Interview with Karen Facey
Transcription
My name is Karen Facey. I am a statistician by training. I’ve worked in drug development, medicines regulation and health technology assessment. Since being involved in health technology assessment for sixteen years, I’ve developed a passion for involving patients in the difficult decisions we have to make about health technologies. By health technologies, I mean medicines, medical devices, rehabilitation, really any kind of health intervention.
Health technology assessment is a systematic process of reviewing evidence about whether a health system should introduce a new health technology, that is a medicine or a device.

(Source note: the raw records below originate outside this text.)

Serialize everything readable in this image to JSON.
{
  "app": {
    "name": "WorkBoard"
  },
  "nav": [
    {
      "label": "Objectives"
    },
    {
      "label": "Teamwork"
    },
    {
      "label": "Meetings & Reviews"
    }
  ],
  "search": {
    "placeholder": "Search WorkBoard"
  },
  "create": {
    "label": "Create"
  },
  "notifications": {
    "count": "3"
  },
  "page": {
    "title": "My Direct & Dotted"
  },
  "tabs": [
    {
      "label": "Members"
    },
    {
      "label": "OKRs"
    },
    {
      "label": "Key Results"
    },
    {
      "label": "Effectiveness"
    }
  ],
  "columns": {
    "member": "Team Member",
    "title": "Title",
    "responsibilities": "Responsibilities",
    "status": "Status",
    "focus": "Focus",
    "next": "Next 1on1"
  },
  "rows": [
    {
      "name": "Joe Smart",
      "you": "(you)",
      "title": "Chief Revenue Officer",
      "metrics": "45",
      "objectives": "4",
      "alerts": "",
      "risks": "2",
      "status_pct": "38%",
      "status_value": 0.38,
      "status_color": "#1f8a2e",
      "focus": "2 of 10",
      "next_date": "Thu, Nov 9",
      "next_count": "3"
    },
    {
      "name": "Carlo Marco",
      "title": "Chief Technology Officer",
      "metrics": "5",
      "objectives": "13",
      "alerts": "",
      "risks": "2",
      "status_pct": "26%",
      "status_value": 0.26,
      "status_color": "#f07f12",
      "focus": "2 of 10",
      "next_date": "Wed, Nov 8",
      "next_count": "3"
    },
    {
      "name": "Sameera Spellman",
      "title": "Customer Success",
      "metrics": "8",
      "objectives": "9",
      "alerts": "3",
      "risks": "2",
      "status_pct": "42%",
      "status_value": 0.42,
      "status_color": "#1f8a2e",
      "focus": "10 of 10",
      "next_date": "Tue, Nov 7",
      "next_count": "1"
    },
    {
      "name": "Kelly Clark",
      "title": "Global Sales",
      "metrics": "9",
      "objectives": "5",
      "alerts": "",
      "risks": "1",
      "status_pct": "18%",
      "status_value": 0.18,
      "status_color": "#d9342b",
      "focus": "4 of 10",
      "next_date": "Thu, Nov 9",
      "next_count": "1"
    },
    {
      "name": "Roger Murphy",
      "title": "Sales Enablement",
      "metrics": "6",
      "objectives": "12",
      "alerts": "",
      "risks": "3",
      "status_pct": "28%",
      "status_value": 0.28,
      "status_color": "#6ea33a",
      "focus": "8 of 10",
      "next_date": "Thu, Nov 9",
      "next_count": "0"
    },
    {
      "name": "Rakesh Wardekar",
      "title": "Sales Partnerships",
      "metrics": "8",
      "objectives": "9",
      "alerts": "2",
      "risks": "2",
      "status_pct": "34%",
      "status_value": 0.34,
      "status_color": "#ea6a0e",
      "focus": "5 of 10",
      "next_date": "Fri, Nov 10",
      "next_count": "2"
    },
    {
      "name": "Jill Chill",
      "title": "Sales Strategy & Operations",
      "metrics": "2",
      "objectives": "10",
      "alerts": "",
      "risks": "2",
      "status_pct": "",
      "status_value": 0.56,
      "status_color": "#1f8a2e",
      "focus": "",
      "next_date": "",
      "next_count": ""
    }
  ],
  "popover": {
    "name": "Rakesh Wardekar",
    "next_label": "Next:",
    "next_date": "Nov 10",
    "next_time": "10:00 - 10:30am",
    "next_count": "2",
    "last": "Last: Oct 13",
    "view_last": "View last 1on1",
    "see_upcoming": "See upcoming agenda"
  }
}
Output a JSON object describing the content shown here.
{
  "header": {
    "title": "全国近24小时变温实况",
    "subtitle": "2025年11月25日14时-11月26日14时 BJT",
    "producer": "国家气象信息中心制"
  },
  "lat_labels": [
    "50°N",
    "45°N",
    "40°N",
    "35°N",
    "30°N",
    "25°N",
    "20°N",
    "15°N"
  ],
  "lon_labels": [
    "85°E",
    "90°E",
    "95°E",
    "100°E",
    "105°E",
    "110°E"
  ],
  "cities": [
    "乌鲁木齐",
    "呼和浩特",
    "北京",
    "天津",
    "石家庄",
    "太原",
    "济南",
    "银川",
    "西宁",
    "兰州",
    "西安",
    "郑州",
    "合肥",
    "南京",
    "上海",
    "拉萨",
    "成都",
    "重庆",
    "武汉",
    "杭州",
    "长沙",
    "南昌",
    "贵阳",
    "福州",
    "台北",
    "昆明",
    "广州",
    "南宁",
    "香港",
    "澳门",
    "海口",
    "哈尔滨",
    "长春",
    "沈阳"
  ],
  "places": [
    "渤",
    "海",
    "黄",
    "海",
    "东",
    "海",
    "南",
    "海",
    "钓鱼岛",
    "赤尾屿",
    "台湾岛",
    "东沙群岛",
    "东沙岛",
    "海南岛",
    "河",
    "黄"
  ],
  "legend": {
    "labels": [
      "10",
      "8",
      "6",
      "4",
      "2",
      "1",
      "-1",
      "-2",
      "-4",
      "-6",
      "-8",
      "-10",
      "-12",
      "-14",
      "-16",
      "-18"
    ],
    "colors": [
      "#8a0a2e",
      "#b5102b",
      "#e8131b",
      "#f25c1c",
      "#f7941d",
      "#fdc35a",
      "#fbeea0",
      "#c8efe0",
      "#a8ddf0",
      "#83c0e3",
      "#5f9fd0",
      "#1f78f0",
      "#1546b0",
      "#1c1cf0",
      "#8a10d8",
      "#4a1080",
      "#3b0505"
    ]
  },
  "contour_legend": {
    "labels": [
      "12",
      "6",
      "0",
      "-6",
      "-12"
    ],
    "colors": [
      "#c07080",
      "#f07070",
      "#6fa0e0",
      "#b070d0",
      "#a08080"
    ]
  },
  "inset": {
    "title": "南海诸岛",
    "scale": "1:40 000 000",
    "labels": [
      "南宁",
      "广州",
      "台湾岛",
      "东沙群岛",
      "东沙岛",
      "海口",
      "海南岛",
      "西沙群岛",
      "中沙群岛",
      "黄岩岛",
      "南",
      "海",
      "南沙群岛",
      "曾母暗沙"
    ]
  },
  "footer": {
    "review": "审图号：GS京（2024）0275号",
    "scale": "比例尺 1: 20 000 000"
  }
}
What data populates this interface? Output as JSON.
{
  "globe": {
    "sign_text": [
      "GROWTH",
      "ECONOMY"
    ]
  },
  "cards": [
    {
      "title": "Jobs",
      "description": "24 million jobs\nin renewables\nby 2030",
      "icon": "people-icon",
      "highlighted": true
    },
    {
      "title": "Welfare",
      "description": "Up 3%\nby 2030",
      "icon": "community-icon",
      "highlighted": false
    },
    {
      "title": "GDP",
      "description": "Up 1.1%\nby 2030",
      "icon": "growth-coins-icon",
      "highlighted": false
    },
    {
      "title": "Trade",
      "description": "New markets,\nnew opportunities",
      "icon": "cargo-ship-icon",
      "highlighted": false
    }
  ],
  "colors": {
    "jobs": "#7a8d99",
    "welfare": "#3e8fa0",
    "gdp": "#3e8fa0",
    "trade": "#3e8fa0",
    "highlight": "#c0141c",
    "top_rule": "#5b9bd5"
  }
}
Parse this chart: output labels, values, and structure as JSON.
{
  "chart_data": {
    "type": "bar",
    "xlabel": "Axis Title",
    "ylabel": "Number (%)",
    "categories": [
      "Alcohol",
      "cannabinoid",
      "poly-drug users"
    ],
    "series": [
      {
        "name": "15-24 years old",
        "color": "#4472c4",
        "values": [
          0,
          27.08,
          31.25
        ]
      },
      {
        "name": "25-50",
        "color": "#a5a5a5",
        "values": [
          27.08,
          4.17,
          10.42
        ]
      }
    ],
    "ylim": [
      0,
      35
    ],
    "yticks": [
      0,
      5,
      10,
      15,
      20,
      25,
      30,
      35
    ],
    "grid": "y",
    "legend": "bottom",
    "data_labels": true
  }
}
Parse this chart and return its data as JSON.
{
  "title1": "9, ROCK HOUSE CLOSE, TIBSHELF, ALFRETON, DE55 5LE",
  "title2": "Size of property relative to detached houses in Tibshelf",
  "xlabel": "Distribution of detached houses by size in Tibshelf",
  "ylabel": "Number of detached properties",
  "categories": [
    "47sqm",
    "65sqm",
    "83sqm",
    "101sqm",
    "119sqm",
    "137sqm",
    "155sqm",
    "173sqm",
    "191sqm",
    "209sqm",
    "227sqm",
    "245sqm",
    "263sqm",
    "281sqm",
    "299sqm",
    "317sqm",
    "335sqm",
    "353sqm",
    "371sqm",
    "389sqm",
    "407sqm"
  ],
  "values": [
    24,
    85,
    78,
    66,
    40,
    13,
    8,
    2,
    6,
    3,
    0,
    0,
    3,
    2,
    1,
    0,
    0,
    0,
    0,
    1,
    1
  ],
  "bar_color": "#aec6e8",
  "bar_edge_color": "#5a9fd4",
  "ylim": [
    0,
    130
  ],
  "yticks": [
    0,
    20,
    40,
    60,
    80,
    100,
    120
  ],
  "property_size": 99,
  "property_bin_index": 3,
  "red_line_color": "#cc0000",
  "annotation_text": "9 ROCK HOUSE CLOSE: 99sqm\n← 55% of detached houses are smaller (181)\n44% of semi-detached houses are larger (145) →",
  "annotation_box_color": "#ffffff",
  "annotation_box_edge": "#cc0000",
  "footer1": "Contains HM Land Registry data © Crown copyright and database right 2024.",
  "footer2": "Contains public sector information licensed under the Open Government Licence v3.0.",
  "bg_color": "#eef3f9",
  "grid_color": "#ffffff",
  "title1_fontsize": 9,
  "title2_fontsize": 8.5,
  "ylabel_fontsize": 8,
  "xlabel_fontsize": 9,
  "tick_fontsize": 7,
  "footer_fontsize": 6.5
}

It takes evidence from clinical studies, but it also may look for other forms of evidence about patients’ experiences of living with a condition or of using a technology and from all this scientific evidence, it’s trying to understand the implications of using that technology. Does it add value? Should we invest money in this new medicine? Is it really value for money? This systematic process takes evidence from international clinical trials, from research studies and hopefully from patients.
HTA is trying to help health services make these difficult decisions about what health technologies, medicines or devices to invest in. When it looks for scientific evidence to understand the implications of using the new technology, the evidence might not be perfect. We might have quite limited clinical trials over a short period, looking at outcomes which perhaps aren’t the most important to patients. Patients can help us fill the gaps in the scientific evidence. They can help us understand what really makes a difference for patients, what are the outcomes that matters to patients. They can help us understand when something is reported, what that benefit actually means to them … Can they return to school or work? Does it mean they can interact better with their family. And really help us understand the value of a new medicine?
WHAT IS YOUR MOTIVATION TO BE ENGAGED IN PATIENT INVOLVEMENT?
I was trained in health technology assessment in Denmark. In Denmark, we looked at health technology assessment in terms of how well the product works, what its value for money was, but also what difference it makes to patients. I established that process of HTA in Scotland that included patients’ perspectives and sought to gain their opinions about how we shape the assessments itself and to understand the value, but what I’ve recognized over the past sixteen years is that not everybody does health technology assessment in that way. Some people focus very much on the clinical or the economic evidence and that evidence is imperfect. I think that patients can really give us unique insight into the value of a product. They can add to that scientific evidence their own unique knowledge. I think everybody should be trying to involve patients and so that’s why I work with all stakeholders to encourage HTA agencies to involve patients and to encourage patients to be involved in HTA.
WHAT DIFFERENCE HAS THE EUPATI PROJECT MADE?
The EUPATI project has been really important because it has worked with all stakeholders, industry, regulators, HTA bodies and with patients themselves, to develop a really comprehensive training course to develop patient experts who can be involved in medicines development, regulation and in HTA. I’ve helped to develop the HTA training with other international colleagues in HTA so that we know it’s of very high quality, the training material, and that’s been used to train the one hundred expert EUPATI fellows, but it’s also been used for the wider audience of patients. I’ve seen great videos and leaflets which clearly explain the quite complex process of HTA to anybody who has really got an interest. That building the knowledge and understanding of patients about these very complex processes is important so that patients can get effectively involved and really make a difference to these processes.